Akbar Mohammed: One could argue that data science is part of analytics or vice versa. But in the industry, the general distinction is that anytime that you are studying data or making observations to gather insights, for business or research, you are in the space of analytics. But as soon as you hop into applying those insights into detecting patterns in an automated manner to create solutions at that point, you are in the data science territory.
So behavioural analytics is about studying behavioural data to capture insights. But once you start building models, where you’re pulling in concepts from computer science or any computation method, you are stepping into data science territory at that point. You’re basically incorporating behavioural science aspects into building intelligent applications at scale.

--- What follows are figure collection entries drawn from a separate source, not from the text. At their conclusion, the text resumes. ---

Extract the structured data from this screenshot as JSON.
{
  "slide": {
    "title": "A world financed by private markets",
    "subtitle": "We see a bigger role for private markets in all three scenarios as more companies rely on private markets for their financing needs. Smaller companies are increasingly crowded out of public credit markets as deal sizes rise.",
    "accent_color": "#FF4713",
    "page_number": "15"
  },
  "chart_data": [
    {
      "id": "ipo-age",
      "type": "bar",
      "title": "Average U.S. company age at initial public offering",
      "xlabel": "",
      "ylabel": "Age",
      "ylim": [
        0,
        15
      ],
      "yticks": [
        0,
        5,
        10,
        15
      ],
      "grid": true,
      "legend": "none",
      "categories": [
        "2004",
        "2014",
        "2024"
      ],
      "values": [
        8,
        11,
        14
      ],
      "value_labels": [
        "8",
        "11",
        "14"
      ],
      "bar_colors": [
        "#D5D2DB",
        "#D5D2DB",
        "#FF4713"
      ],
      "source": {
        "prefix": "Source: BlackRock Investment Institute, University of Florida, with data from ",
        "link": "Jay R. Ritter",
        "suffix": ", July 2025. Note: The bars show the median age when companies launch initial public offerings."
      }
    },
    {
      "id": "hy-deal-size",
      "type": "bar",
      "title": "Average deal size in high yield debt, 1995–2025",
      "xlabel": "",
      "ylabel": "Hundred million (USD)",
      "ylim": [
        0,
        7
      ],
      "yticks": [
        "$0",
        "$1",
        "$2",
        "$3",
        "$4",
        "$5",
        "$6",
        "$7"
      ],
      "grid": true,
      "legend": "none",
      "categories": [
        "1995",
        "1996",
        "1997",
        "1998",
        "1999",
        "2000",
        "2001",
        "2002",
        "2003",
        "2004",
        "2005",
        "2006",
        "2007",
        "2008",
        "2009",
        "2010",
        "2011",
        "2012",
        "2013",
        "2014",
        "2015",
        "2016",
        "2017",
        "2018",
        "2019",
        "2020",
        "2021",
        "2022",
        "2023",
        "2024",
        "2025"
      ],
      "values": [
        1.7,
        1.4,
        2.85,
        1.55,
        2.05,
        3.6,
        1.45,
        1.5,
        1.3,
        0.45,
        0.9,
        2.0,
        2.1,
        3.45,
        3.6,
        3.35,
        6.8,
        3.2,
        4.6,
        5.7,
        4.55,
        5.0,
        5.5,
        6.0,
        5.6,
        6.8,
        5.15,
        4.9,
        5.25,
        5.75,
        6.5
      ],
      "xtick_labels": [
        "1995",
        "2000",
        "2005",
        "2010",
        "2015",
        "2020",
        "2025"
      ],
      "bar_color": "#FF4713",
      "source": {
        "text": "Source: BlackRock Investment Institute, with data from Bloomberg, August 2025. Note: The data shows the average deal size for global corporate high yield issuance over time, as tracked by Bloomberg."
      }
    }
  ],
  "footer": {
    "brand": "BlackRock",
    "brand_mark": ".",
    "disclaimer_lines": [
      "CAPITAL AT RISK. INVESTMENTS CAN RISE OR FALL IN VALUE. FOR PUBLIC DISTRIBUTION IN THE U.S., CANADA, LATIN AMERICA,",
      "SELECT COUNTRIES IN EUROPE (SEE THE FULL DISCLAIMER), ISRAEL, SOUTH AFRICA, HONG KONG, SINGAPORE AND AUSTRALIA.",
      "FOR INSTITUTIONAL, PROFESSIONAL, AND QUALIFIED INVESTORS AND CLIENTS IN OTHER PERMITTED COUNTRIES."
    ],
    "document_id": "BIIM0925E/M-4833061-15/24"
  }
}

AIM: How can data science and cognitive science be combined to make better business decisions?
Akbar Mohammed: Decision-making is inherently a cognitive process. As a human, you use your neural or cognitive machinery to make a judgement – wherein you compare different options before making a decision. Cognitive Science provides you with an understanding of the mechanics of cognition and how a person would make choices based on real-world interaction.
Good decision-making is key to running a successful business. Data science, along with cognitive science, can help overcome human limitations to make better-informed choices. In particular, cognitive sciences will help you understand human emotions to figure out the right intervention. The data science machinery we already have in place – statistics, computer science, and general domain knowledge, along with this behavioural and cognitive science aspects can help us come up with better solutions and make better decisions.
AIM: Can employee well-being be measured and improved using behavioural data science?
Akbar Mohammed: Employee well-being strategies involve many aspects of a person, including psychological, biological and social aspects of a person, and each one has different needs – some people are good at working alone, some are not. People need different kinds of motivation. Apart from the psychological aspect, there are physiological/biological factors, one’s upbringing, culture, values, etc.
From a behavioural data science perspective, an employer could do a couple of things. One is being able to measure well-being at the individual level or overall employee population level. A behavioural data scientist will help an employer understand happiness metrics, stress levels and ways to manage them. He/she can start observing data to measure the overall well-being of the person and, in turn, that of the overall organisation.
Secondly, based on the insights, employers can think of interventions for detecting the risk. For example, if the employer feels that a certain department is working long hours and is at risk of burnout, data science can help figure out those patterns. You can identify the risks and feed intervention plans. Accordingly, there are intervention plans that we could design from various design standpoints. And thirdly, you can use these systems you’ve created to monitor overall well-being. These are some ways to measure, mitigate and track your employees’ well-being.
AIM: What is the future of this domain?
Akbar Mohammed: Creating the right responsible mechanisms to make positive changes will be part of the future. Behaviour data science will no longer be a niche field, and more companies will adopt them as we all start using digital interfaces more often. It’s just a matter of time.
In terms of challenges, I feel the technology is moving much faster. Some of the things that exist today didn’t exist five or six years ago. So figuring out legal and ethical aspects is something that we’ll have to deal with in the future. There are questions around individual privacy, consent, and responsible AI which have to be dealt with. The good news is stakeholders around the world are taking cognisance of this. In India, responsible and ethical AI is also vital to the Digital India Initiative, of which I am a part. So these are some of the challenges we’ll have to deal with in the future, and behavioural sciences will become very important.